Im Iran ist so etwas kein technisches Detail: Wahlbeteiligungen sind traditionell hoch, weil man die wenigen Freiheiten, die man hat, auch nutzt. 2021 hatte der überwiegende Teil der Bevölkerung entschieden, keinen der damaligen Kandidaten zu unterstützen – und damit auch einen Hinweis darauf geliefert, wie groß die Unterstützung für den harten Kern der Islamischen Revolution überhaupt noch ist: Raisi war in den 80er Jahren einer der überzeugtesten Gefolgsmänner von Ajatollah Ruhollah Khomeini.
Denn auch das ist der Iran heute: Eine große Bevölkerungsmehrheit wünscht sich Reformen, eine Öffnung nach Westen, vor allem aber mehr Freiheiten. Dem gegenüber steht die extrem konservative Bevölkerung auf dem Land, aus der sich auch die Revolutionsgarden rekrutieren, die das Regime mit Gewalt stützen und deren Führung zum weiteren Machtfaktor herangewachsen ist.

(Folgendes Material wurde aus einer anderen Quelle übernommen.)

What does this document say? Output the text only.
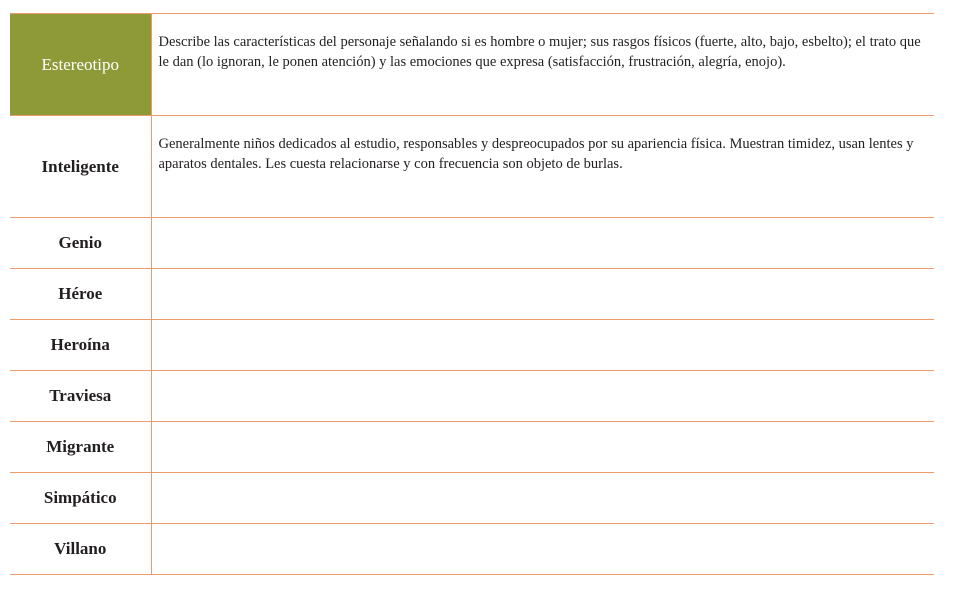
Estereotipo	Describe las características del personaje señalando si es hombre o mujer; sus rasgos físicos (fuerte, alto, bajo, esbelto); el trato que le dan (lo ignoran, le ponen atención) y las emociones que expresa (satisfacción, frustración, alegría, enojo).
Inteligente	Generalmente niños dedicados al estudio, responsables y despreocupados por su apariencia física. Muestran timidez, usan lentes y aparatos dentales. Les cuesta relacionarse y con frecuencia son objeto de burlas.
Genio	
Héroe	
Heroína	
Traviesa	
Migrante	
Simpático	
Villano	
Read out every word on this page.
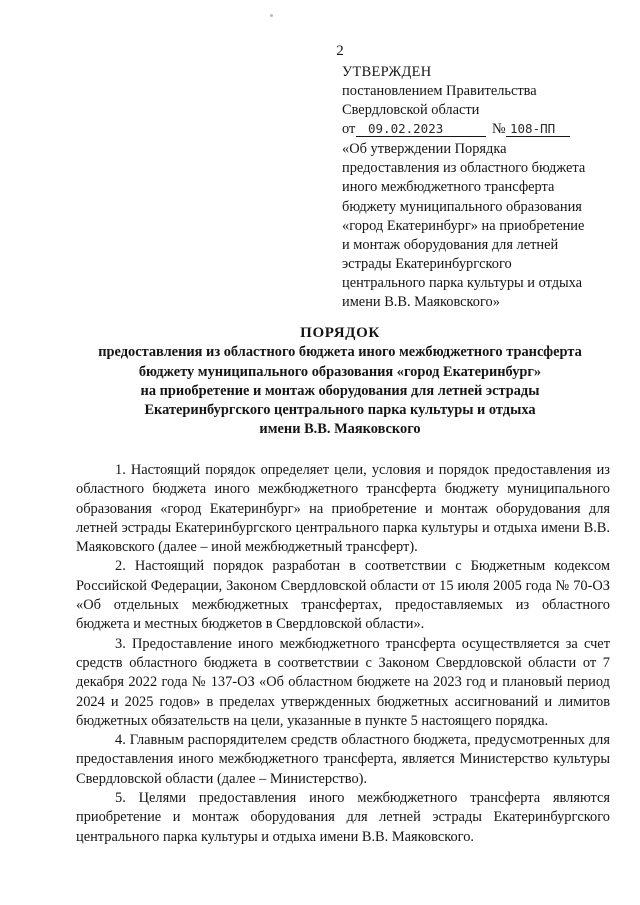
2
УТВЕРЖДЕН
постановлением Правительства
Свердловской области
от	09.02.2023	№ 108-ПП
«Об утверждении Порядка
предоставления из областного бюджета
иного межбюджетного трансферта
бюджету муниципального образования
«город Екатеринбург» на приобретение
и монтаж оборудования для летней
эстрады Екатеринбургского
центрального парка культуры и отдыха
имени В.В. Маяковского»
ПОРЯДОК
предоставления из областного бюджета иного межбюджетного трансферта
бюджету муниципального образования «город Екатеринбург»
на приобретение и монтаж оборудования для летней эстрады
Екатеринбургского центрального парка культуры и отдыха
имени В.В. Маяковского

1. Настоящий порядок определяет цели, условия и порядок предоставления из областного бюджета иного межбюджетного трансферта бюджету муниципального образования «город Екатеринбург» на приобретение и монтаж оборудования для летней эстрады Екатеринбургского центрального парка культуры и отдыха имени В.В. Маяковского (далее – иной межбюджетный трансферт).

2. Настоящий порядок разработан в соответствии с Бюджетным кодексом Российской Федерации, Законом Свердловской области от 15 июля 2005 года № 70-ОЗ «Об отдельных межбюджетных трансфертах, предоставляемых из областного бюджета и местных бюджетов в Свердловской области».

3. Предоставление иного межбюджетного трансферта осуществляется за счет средств областного бюджета в соответствии с Законом Свердловской области от 7 декабря 2022 года № 137-ОЗ «Об областном бюджете на 2023 год и плановый период 2024 и 2025 годов» в пределах утвержденных бюджетных ассигнований и лимитов бюджетных обязательств на цели, указанные в пункте 5 настоящего порядка.

4. Главным распорядителем средств областного бюджета, предусмотренных для предоставления иного межбюджетного трансферта, является Министерство культуры Свердловской области (далее – Министерство).

5. Целями предоставления иного межбюджетного трансферта являются приобретение и монтаж оборудования для летней эстрады Екатеринбургского центрального парка культуры и отдыха имени В.В. Маяковского.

Auffällig ist allerdings, dass sowohl Raisi als auch Parlamentssprecher Mohammad Bagher Qalibaf nicht in den Wahlkreisen ihrer Heimatorte antreten, sondern in anderen, extrem konservativen Regionen. Dies ist normalerweise ein Zeichen für einen Mangel an Unterstützung.
Vor den Wahlen 2016 und 2020 hatten die Reformer versucht, den Wächterrat durch eine extrem hohe Zahl an Kandidaturen zu überwältigen. Der Gedanke dahinter: Je mehr einen Antrag stellen, desto weniger genau kann das Gremium hinschauen. Am Ende durften 2016 dann 6000, 2020 sogar 8000 Personen kandidieren. Dieses Mal sind es jedoch 15 200 Kandidaten, die sich um die 290 Parlamentsmandate bewerben, darunter sind rund 1700 Frauen, mehr als doppelt so viele wie 2020.

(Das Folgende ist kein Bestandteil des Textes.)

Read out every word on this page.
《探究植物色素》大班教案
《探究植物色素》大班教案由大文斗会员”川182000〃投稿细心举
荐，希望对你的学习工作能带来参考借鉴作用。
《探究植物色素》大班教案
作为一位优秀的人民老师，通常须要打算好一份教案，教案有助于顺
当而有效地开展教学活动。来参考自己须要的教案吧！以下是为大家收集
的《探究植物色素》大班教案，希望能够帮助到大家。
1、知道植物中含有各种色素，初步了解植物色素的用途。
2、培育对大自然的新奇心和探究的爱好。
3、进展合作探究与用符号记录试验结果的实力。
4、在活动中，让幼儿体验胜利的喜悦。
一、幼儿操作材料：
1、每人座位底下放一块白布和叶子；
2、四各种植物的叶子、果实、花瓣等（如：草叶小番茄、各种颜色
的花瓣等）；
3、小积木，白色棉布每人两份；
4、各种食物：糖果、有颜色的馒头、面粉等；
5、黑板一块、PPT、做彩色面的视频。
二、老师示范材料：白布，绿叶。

Sicher ist: Ein solch drastischer Anstieg an Kandidaturen ist kein Zufall. Allerdings halten sich alle Gruppen, die den Reformern zugerechnet werden, bedeckt, wollen nicht sagen, ob dahinter dieselbe Strategie wie bei den vorangegangenen Wahlen steckt. In der vergangenen Woche wurde aber deutlich, dass Kandidaten vielerorts den kurzen Wahlkampf dazu nutzten, um für bürgerliche Freiheiten und Reformen zu werben, neben ihren Stellungnahmen zu den Problemen in ihren Wahlkreisen.

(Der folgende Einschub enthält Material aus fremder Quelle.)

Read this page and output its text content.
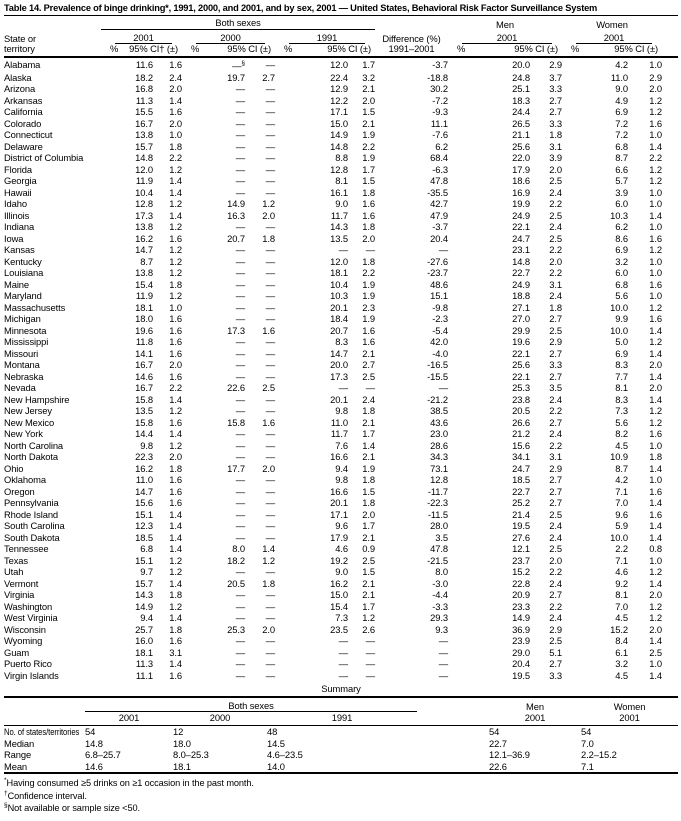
Table 14. Prevalence of binge drinking*, 1991, 2000, and 2001, and by sex, 2001 — United States, Behavioral Risk Factor Surveillance System
	Both sexes							Men		Women		
State or	2001		2000		1991		Difference (%)	2001		2001		

territory	% 95% CI† (±)		% 95% CI (±)		% 95% CI (±)		1991–2001	% 95% CI (±)		% 95% CI (±)		

Alabama	11.6	1.6	—§	—	12.0	1.7	-3.7	20.0	2.9	4.2	1.0	
Alaska	18.2	2.4	19.7	2.7	22.4	3.2	-18.8	24.8	3.7	11.0	2.9	
Arizona	16.8	2.0	—	—	12.9	2.1	30.2	25.1	3.3	9.0	2.0	
Arkansas	11.3	1.4	—	—	12.2	2.0	-7.2	18.3	2.7	4.9	1.2	
California	15.5	1.6	—	—	17.1	1.5	-9.3	24.4	2.7	6.9	1.2	
Colorado	16.7	2.0	—	—	15.0	2.1	11.1	26.5	3.3	7.2	1.6	
Connecticut	13.8	1.0	—	—	14.9	1.9	-7.6	21.1	1.8	7.2	1.0	
Delaware	15.7	1.8	—	—	14.8	2.2	6.2	25.6	3.1	6.8	1.4	
District of Columbia	14.8	2.2	—	—	8.8	1.9	68.4	22.0	3.9	8.7	2.2	
Florida	12.0	1.2	—	—	12.8	1.7	-6.3	17.9	2.0	6.6	1.2	
Georgia	11.9	1.4	—	—	8.1	1.5	47.8	18.6	2.5	5.7	1.2	
Hawaii	10.4	1.4	—	—	16.1	1.8	-35.5	16.9	2.4	3.9	1.0	
Idaho	12.8	1.2	14.9	1.2	9.0	1.6	42.7	19.9	2.2	6.0	1.0	
Illinois	17.3	1.4	16.3	2.0	11.7	1.6	47.9	24.9	2.5	10.3	1.4	
Indiana	13.8	1.2	—	—	14.3	1.8	-3.7	22.1	2.4	6.2	1.0	
Iowa	16.2	1.6	20.7	1.8	13.5	2.0	20.4	24.7	2.5	8.6	1.6	
Kansas	14.7	1.2	—	—	—	—	—	23.1	2.2	6.9	1.2	
Kentucky	8.7	1.2	—	—	12.0	1.8	-27.6	14.8	2.0	3.2	1.0	
Louisiana	13.8	1.2	—	—	18.1	2.2	-23.7	22.7	2.2	6.0	1.0	
Maine	15.4	1.8	—	—	10.4	1.9	48.6	24.9	3.1	6.8	1.6	
Maryland	11.9	1.2	—	—	10.3	1.9	15.1	18.8	2.4	5.6	1.0	
Massachusetts	18.1	1.0	—	—	20.1	2.3	-9.8	27.1	1.8	10.0	1.2	
Michigan	18.0	1.6	—	—	18.4	1.9	-2.3	27.0	2.7	9.9	1.6	
Minnesota	19.6	1.6	17.3	1.6	20.7	1.6	-5.4	29.9	2.5	10.0	1.4	
Mississippi	11.8	1.6	—	—	8.3	1.6	42.0	19.6	2.9	5.0	1.2	
Missouri	14.1	1.6	—	—	14.7	2.1	-4.0	22.1	2.7	6.9	1.4	
Montana	16.7	2.0	—	—	20.0	2.7	-16.5	25.6	3.3	8.3	2.0	
Nebraska	14.6	1.6	—	—	17.3	2.5	-15.5	22.1	2.7	7.7	1.4	
Nevada	16.7	2.2	22.6	2.5	—	—	—	25.3	3.5	8.1	2.0	
New Hampshire	15.8	1.4	—	—	20.1	2.4	-21.2	23.8	2.4	8.3	1.4	
New Jersey	13.5	1.2	—	—	9.8	1.8	38.5	20.5	2.2	7.3	1.2	
New Mexico	15.8	1.6	15.8	1.6	11.0	2.1	43.6	26.6	2.7	5.6	1.2	
New York	14.4	1.4	—	—	11.7	1.7	23.0	21.2	2.4	8.2	1.6	
North Carolina	9.8	1.2	—	—	7.6	1.4	28.6	15.6	2.2	4.5	1.0	
North Dakota	22.3	2.0	—	—	16.6	2.1	34.3	34.1	3.1	10.9	1.8	
Ohio	16.2	1.8	17.7	2.0	9.4	1.9	73.1	24.7	2.9	8.7	1.4	
Oklahoma	11.0	1.6	—	—	9.8	1.8	12.8	18.5	2.7	4.2	1.0	
Oregon	14.7	1.6	—	—	16.6	1.5	-11.7	22.7	2.7	7.1	1.6	
Pennsylvania	15.6	1.6	—	—	20.1	1.8	-22.3	25.2	2.7	7.0	1.4	
Rhode Island	15.1	1.4	—	—	17.1	2.0	-11.5	21.4	2.5	9.6	1.6	
South Carolina	12.3	1.4	—	—	9.6	1.7	28.0	19.5	2.4	5.9	1.4	
South Dakota	18.5	1.4	—	—	17.9	2.1	3.5	27.6	2.4	10.0	1.4	
Tennessee	6.8	1.4	8.0	1.4	4.6	0.9	47.8	12.1	2.5	2.2	0.8	
Texas	15.1	1.2	18.2	1.2	19.2	2.5	-21.5	23.7	2.0	7.1	1.0	
Utah	9.7	1.2	—	—	9.0	1.5	8.0	15.2	2.2	4.6	1.2	
Vermont	15.7	1.4	20.5	1.8	16.2	2.1	-3.0	22.8	2.4	9.2	1.4	
Virginia	14.3	1.8	—	—	15.0	2.1	-4.4	20.9	2.7	8.1	2.0	
Washington	14.9	1.2	—	—	15.4	1.7	-3.3	23.3	2.2	7.0	1.2	
West Virginia	9.4	1.4	—	—	7.3	1.2	29.3	14.9	2.4	4.5	1.2	
Wisconsin	25.7	1.8	25.3	2.0	23.5	2.6	9.3	36.9	2.9	15.2	2.0	
Wyoming	16.0	1.6	—	—	—	—	—	23.9	2.5	8.4	1.4	
Guam	18.1	3.1	—	—	—	—	—	29.0	5.1	6.1	2.5	
Puerto Rico	11.3	1.4	—	—	—	—	—	20.4	2.7	3.2	1.0	
Virgin Islands	11.1	1.6	—	—	—	—	—	19.5	3.3	4.5	1.4	
Summary
	Both sexes				Men	Women
	2001	2000	1991		2001	2001
No. of states/territories	54	12	48		54	54
Median	14.8	18.0	14.5		22.7	7.0
Range	6.8–25.7	8.0–25.3	4.6–23.5		12.1–36.9	2.2–15.2
Mean	14.6	18.1	14.0		22.6	7.1
*Having consumed ≥5 drinks on ≥1 occasion in the past month.
†Confidence interval.
§Not available or sample size <50.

Die Kandidaten für den Expertenrat, der für acht Jahre gewählt wird, sind indes allesamt männlich und bereits im Rentenalter. Das liegt an den hohen Anforderungen an die Qualifikation und stellt ein Problem dar: Von jenen, die 2016 gewählt wurden, lebt heute nur noch gut die Hälfte. Nicht mit dabei: Ex-Präsident Hassan Ruhani, dem die Kandidatur verboten wurde. Eine Begründung dafür habe es nicht gegeben, ließ er über soziale Netzwerke mitteilen.
Ajatollah Khamenei ist 84 Jahre alt. Es ist also sehr wahrscheinlich, dass der nächste Expertenrat den Nachfolger wählen wird. Wenn das passiert, werden die Brüche in der Gesellschaft und im Machtapparat deutlicher zum Vorschein kommen.